Specialist in Psychiatry
Anxiety disorders are one of the most prevalent psychiatric disorders, up to 30% of the population are reported to be affected by an anxiety disorder during their lifetime. While anxiety disorders are associated with a significant disease burden and economic costs, substantial underdiagnosis and undertreatment of the disorders have been demonstrated in clinical settings1. In the current Feature Story, Dr.
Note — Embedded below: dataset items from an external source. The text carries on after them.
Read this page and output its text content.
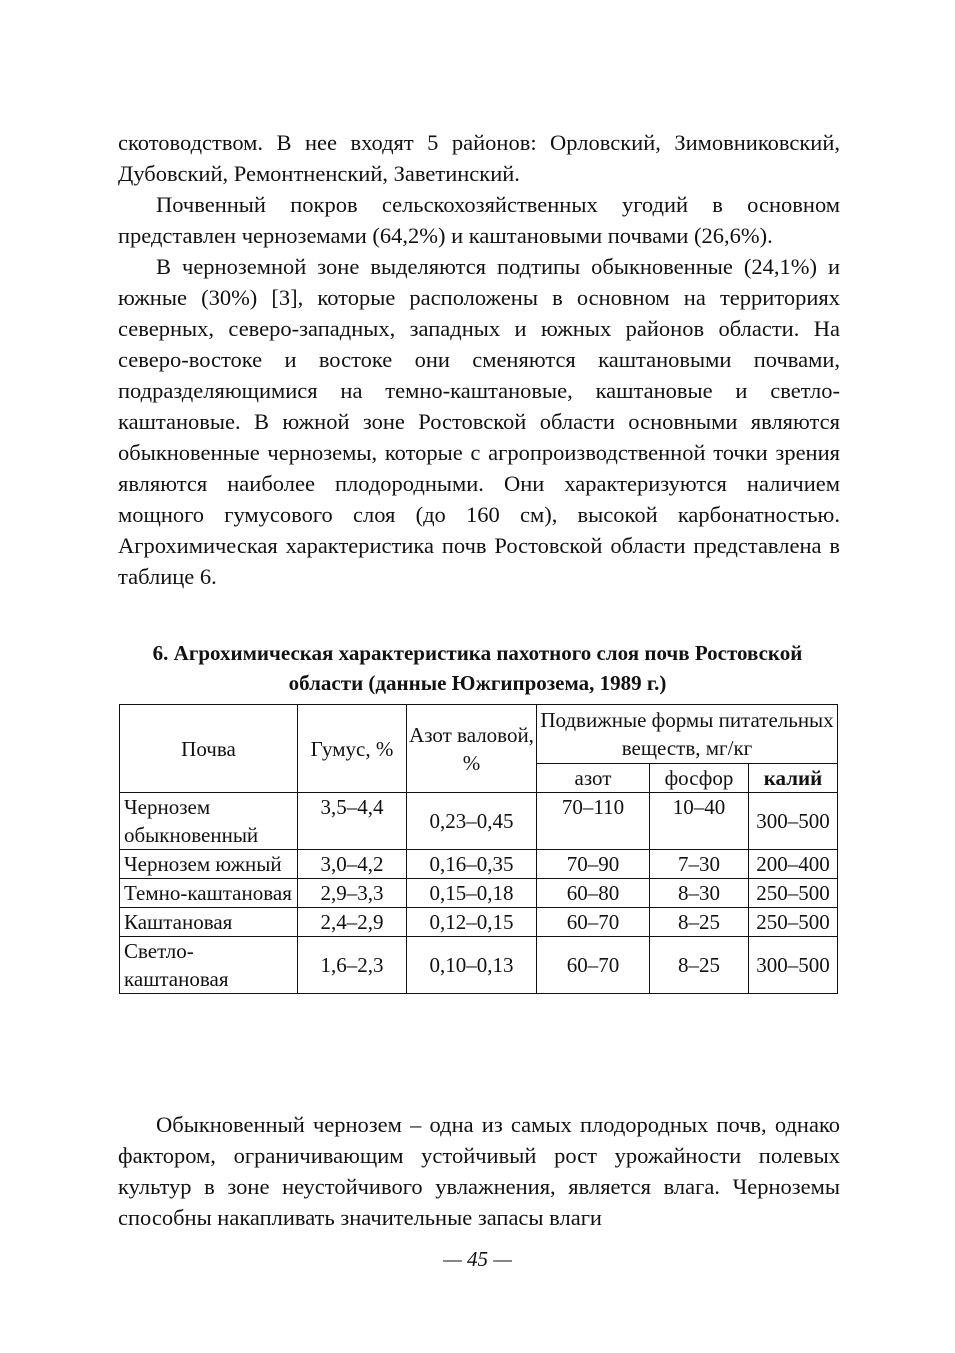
скотоводством. В нее входят 5 районов: Орловский, Зимовниковский, Дубовский, Ремонтненский, Заветинский.

Почвенный покров сельскохозяйственных угодий в основном представлен черноземами (64,2%) и каштановыми почвами (26,6%).

В черноземной зоне выделяются подтипы обыкновенные (24,1%) и южные (30%) [3], которые расположены в основном на территориях северных, северо-западных, западных и южных районов области. На северо-востоке и востоке они сменяются каштановыми почвами, подразделяющимися на темно-каштановые, каштановые и светло-каштановые. В южной зоне Ростовской области основными являются обыкновенные черноземы, которые с агропроизводственной точки зрения являются наиболее плодородными. Они характеризуются наличием мощного гумусового слоя (до 160 см), высокой карбонатностью. Агрохимическая характеристика почв Ростовской области представлена в таблице 6.

6. Агрохимическая характеристика пахотного слоя почв Ростовской
области (данные Южгипрозема, 1989 г.)
Почва	Гумус, %	Азот валовой, %	Подвижные формы питательных веществ, мг/кг		
			азот	фосфор	калий
Чернозем обыкновенный	3,5–4,4	0,23–0,45	70–110	10–40	300–500
Чернозем южный	3,0–4,2	0,16–0,35	70–90	7–30	200–400
Темно-каштановая	2,9–3,3	0,15–0,18	60–80	8–30	250–500
Каштановая	2,4–2,9	0,12–0,15	60–70	8–25	250–500
Светло-каштановая	1,6–2,3	0,10–0,13	60–70	8–25	300–500

Обыкновенный чернозем – одна из самых плодородных почв, однако фактором, ограничивающим устойчивый рост урожайности полевых культур в зоне неустойчивого увлажнения, является влага. Черноземы способны накапливать значительные запасы влаги

— 45 —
Chong King Yee was invited to share her experiences in managing anxiety disorders and discuss specific clinical issues in psychiatric disorders, including the feasibility of anxiety screening and the role of artificial intelligence (AI).
Anxiety is a normal reaction to stress, and an appropriate level of anxiety is essential for us to face dangers. However, medical attention will be required when fears and anxieties are disproportionate to a threat, are severe and enduring, or disrupt normal functioning. In contrast to normal anxious feelings, the core features of anxiety disorders include excessive fear and anxiety or avoidance of perceived threats that are persistent and impairing. Anxiety disorders involve dysfunction in brain circuits that respond to danger2.
There are various types of specific anxiety disorders sharing characteristics of excessive fear and worry along with somatic symptoms. Accordingly, Dr. Chong noted that generalised anxiety disorder (GAD), panic disorder (PD), specific phobia, obsessive-compulsive disorder (OCD), and mixed anxiety–depressive disorder (MADD) are anxiety disorders commonly observed in Hong Kong.
Regarding the assessment of patients reporting anxiety symptoms, Dr. Chong highlighted the importance of a comprehensive evaluation of the patient’s medical history to appreciate if there are any physiological causes. Attention should also be paid to the duration and severity of symptoms. “While anxiety disorders adversely affect patients’ daily life, including their study, career, and social life, their impacts in these aspects have to be evaluated as well.” Dr. Chong emphasised.
Dr. Chong outlined that people with a family history of mood disorders would have a higher risk of anxiety disorders. Additionally, she noted that there are environmental factors contributing to the increased risk of anxiety disorders, such as a stressful working condition, tension among family members, and childhood adversity.
Of note, an analysis of a nationally representative sample of the adult population of the United States (U.S.) by Blanco et al. (2014) reported that low self-esteem, family history of depression, female sex, childhood sexual abuse, White race, years of education, number of traumatic experiences, and disturbed family environment increased the risk of anxiety disorders3.
Interestingly, Dr. Chong addressed that there are emerging clinical data suggesting that inadequate sleep and overtime work are associated with an increased risk of anxiety disorders. In this regard, the analysis of German Health Survey data by Ramsawh et al. (2009) indicated that most anxiety disorders were significantly associated with reduced sleep quality, with the strongest associations observed in social phobia and GAD. Essentially, the study concluded that individuals with anxiety disorders and poor sleep experience significantly worse mental health-related quality of life (HRQOL) and increased disability relative to those with anxiety disorders alone4.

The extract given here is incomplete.